From that dread threshold only, gazing back, 
Have eyes in swift illumination seen 
Life utterly revealed, and guessed therein 
What things were vital and what things were vain. 
Know then, like a vast ocean from my feet 
Spreading away into the morning sky, 
I saw unrolled my vanished days, and, lo, 
Oblivion like a morning mist obscured 
Toils, trials, ambitions, agitations, ease, 
And like green isles, sun-kissed, with sweet perfume 
Loading the airs blown back from that dim gulf, 
Gleamed only through the all-involving haze 
The hours when we have loved and been beloved. 
Therefore, sweet friends, as often as by Love 
You rise absorbed into the harmony 
Of planets singing round magnetic suns, 
Let not propriety nor prejudice 
Nor the precepts of jealous age deny 
What Sense so incontestably affirms; 
Cling to the blessed moment and drink deep 
Of the sweet cup it tends, as there alone 
Were that which makes life worth the pain to live. 
What is so fair as lovers in their joy 
That dies in sleep, their sleep that wakes in joy? 
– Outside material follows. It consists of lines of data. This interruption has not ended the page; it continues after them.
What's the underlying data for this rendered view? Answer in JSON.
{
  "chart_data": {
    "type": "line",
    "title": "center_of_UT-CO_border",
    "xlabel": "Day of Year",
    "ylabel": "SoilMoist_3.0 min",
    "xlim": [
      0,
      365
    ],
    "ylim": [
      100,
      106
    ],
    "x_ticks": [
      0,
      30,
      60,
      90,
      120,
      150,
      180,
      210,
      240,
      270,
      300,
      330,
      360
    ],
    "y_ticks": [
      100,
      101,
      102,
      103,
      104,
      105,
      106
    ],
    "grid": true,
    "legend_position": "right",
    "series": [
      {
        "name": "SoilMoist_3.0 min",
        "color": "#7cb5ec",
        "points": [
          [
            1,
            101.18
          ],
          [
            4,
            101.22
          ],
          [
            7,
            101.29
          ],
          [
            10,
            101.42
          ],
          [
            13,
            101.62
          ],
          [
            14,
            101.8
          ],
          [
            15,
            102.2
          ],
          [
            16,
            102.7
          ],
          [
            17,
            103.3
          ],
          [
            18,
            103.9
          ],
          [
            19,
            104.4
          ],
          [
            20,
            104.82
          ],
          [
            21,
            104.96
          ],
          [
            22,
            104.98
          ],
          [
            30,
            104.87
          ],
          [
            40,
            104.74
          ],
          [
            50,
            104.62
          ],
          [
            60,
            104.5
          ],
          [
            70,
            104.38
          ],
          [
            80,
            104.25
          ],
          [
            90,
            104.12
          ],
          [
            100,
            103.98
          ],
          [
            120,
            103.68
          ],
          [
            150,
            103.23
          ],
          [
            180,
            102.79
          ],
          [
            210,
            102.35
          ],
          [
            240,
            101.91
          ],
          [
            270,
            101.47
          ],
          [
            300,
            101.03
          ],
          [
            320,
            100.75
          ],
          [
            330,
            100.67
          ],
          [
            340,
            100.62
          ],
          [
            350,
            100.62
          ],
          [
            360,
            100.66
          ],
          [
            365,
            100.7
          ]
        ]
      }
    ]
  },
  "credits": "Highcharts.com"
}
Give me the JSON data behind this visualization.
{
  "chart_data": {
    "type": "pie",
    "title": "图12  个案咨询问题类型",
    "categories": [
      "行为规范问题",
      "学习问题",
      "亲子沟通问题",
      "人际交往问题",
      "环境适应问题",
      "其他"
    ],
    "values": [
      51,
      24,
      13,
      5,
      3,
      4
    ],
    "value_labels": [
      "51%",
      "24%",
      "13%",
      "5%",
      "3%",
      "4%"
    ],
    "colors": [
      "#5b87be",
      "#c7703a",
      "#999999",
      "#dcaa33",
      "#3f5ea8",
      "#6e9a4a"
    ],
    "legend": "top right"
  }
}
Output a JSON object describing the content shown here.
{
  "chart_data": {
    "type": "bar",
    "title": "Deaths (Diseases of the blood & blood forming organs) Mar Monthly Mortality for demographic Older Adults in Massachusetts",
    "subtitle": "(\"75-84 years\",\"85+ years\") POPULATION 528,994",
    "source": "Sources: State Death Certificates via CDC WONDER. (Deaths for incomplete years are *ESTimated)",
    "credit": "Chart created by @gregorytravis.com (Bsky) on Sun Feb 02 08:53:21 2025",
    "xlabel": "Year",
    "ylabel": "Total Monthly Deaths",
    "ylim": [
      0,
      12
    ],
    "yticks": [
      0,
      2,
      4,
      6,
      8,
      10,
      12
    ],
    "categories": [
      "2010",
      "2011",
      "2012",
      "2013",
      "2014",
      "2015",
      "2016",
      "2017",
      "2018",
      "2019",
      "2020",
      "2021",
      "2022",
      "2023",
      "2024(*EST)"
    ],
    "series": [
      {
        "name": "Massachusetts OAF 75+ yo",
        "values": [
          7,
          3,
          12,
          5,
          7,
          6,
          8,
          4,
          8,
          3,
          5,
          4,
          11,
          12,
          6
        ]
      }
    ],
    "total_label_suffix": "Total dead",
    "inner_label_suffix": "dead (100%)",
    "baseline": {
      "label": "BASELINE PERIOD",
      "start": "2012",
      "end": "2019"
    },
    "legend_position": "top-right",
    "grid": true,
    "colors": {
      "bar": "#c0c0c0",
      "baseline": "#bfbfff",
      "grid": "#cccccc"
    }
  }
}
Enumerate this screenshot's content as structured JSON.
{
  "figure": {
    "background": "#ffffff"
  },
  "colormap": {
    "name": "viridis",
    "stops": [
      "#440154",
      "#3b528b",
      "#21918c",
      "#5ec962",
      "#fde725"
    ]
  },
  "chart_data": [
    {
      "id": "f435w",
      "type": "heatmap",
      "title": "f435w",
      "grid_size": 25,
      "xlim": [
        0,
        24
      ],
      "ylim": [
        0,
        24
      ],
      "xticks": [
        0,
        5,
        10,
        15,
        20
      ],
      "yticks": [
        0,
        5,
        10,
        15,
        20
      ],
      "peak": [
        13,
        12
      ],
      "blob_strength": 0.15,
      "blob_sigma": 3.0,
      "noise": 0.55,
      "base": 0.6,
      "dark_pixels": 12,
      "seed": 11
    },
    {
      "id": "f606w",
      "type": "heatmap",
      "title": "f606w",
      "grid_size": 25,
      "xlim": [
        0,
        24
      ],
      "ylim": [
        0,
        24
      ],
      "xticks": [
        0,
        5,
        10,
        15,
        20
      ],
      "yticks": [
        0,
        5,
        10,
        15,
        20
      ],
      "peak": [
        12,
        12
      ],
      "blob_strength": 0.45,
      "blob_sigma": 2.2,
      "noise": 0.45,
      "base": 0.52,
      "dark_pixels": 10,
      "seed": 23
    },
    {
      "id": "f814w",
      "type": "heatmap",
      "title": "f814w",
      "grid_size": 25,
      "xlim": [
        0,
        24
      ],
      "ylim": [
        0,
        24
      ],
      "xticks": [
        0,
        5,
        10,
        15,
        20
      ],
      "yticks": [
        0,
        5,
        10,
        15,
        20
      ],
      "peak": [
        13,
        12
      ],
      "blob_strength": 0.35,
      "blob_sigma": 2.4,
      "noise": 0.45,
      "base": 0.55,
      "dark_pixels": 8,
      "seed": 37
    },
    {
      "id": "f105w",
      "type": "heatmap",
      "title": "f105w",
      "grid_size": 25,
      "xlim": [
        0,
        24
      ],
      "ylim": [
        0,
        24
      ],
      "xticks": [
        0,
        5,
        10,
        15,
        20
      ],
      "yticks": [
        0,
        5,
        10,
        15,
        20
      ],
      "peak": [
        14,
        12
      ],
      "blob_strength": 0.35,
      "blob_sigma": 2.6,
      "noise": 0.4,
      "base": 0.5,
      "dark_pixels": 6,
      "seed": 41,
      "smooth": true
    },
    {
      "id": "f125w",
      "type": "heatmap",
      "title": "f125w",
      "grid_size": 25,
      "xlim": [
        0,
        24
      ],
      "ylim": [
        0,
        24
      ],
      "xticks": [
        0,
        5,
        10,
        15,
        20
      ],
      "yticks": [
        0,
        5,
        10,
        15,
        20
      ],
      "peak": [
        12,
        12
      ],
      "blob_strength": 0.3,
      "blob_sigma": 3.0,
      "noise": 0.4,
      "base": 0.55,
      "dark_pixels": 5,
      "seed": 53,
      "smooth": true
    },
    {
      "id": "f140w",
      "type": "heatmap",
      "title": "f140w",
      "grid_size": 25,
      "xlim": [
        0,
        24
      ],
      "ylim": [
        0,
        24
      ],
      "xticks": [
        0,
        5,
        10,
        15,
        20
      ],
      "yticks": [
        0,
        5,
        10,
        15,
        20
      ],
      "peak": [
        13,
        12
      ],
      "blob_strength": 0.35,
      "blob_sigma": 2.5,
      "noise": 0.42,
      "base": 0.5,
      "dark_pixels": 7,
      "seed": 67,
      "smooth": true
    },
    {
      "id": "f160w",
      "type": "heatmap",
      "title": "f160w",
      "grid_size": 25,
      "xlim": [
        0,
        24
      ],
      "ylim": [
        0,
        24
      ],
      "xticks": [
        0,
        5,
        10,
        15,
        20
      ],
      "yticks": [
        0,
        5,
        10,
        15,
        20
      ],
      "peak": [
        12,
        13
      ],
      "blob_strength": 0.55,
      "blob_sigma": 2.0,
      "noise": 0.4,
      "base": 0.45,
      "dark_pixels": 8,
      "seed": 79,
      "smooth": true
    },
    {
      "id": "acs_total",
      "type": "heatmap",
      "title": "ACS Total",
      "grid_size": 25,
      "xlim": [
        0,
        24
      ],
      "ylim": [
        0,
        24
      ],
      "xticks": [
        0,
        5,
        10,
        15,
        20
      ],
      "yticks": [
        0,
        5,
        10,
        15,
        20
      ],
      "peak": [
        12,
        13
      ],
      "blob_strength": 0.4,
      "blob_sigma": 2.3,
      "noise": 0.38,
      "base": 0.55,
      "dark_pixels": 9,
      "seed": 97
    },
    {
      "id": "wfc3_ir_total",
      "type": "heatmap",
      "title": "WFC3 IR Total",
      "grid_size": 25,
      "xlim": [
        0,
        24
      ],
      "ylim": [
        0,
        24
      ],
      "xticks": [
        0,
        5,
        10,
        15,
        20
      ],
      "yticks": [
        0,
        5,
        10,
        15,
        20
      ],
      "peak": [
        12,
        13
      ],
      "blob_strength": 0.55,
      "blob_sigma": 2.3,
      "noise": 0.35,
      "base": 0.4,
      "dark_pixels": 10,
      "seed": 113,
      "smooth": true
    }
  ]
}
Caressing arms are their light pillows. They 
That like lost stars have wandered hitherto 
Lonesome and lightless through the universe, 
Now glow transfired at Nature's flaming core; 
They are the centre; constellated heaven 
Is the embroidered panoply spread round 
Their bridal, and the music of the spheres 
Rocks them in hushed epithalamium. 
. . . . . 
I know that there are those whose idle tongues 
Blaspheme the beauty of the world that was 
So wondrous and so worshipful to me. 
I call them those that, in the palace where 
Down perfumed halls the Sleeping Beauty lay, 
Wandered without the secret or the key. 
I know that there are those, of gentler heart, 
Broken by grief or by deception bowed, 
Who in some realm beyond the grave conceive 
The bliss they found not here; but, as for me, 
In the soft fibres of the tender flesh 
I saw potentialities of Joy 
Ten thousand lifetimes could not use. Dear Earth, 
In this dark month when deep as morning dew 
On thy maternal breast shall fall the blood 
Of those that were thy loveliest and thy best, 
If it be fate that mine shall mix with theirs, 
Hear this my natural prayer, for, purified 
By that Lethean agony and clad 
In more resplendent powers, I ask nought else 
Than reincarnate to retrace my path, 
Be born again of woman, walk once more 
Through Childhood's fragrant, flowery wonderland 
And, entered in the golden realm of Youth, 
Fare still a pilgrim toward the copious joys 
I savored here yet scarce began to sip; 
Yea, with the comrades that I loved so well 
Resume the banquet we had scarce begun 
When in the street we heard the clarion-call 
And each man sprang to arms - ay, even myself 
Who loved sweet Youth too truly not to share 
Its pain no less than its delight. If prayers 
Are to be prayed, lo, here is mine! Be this 
My resurrection, this my recompense!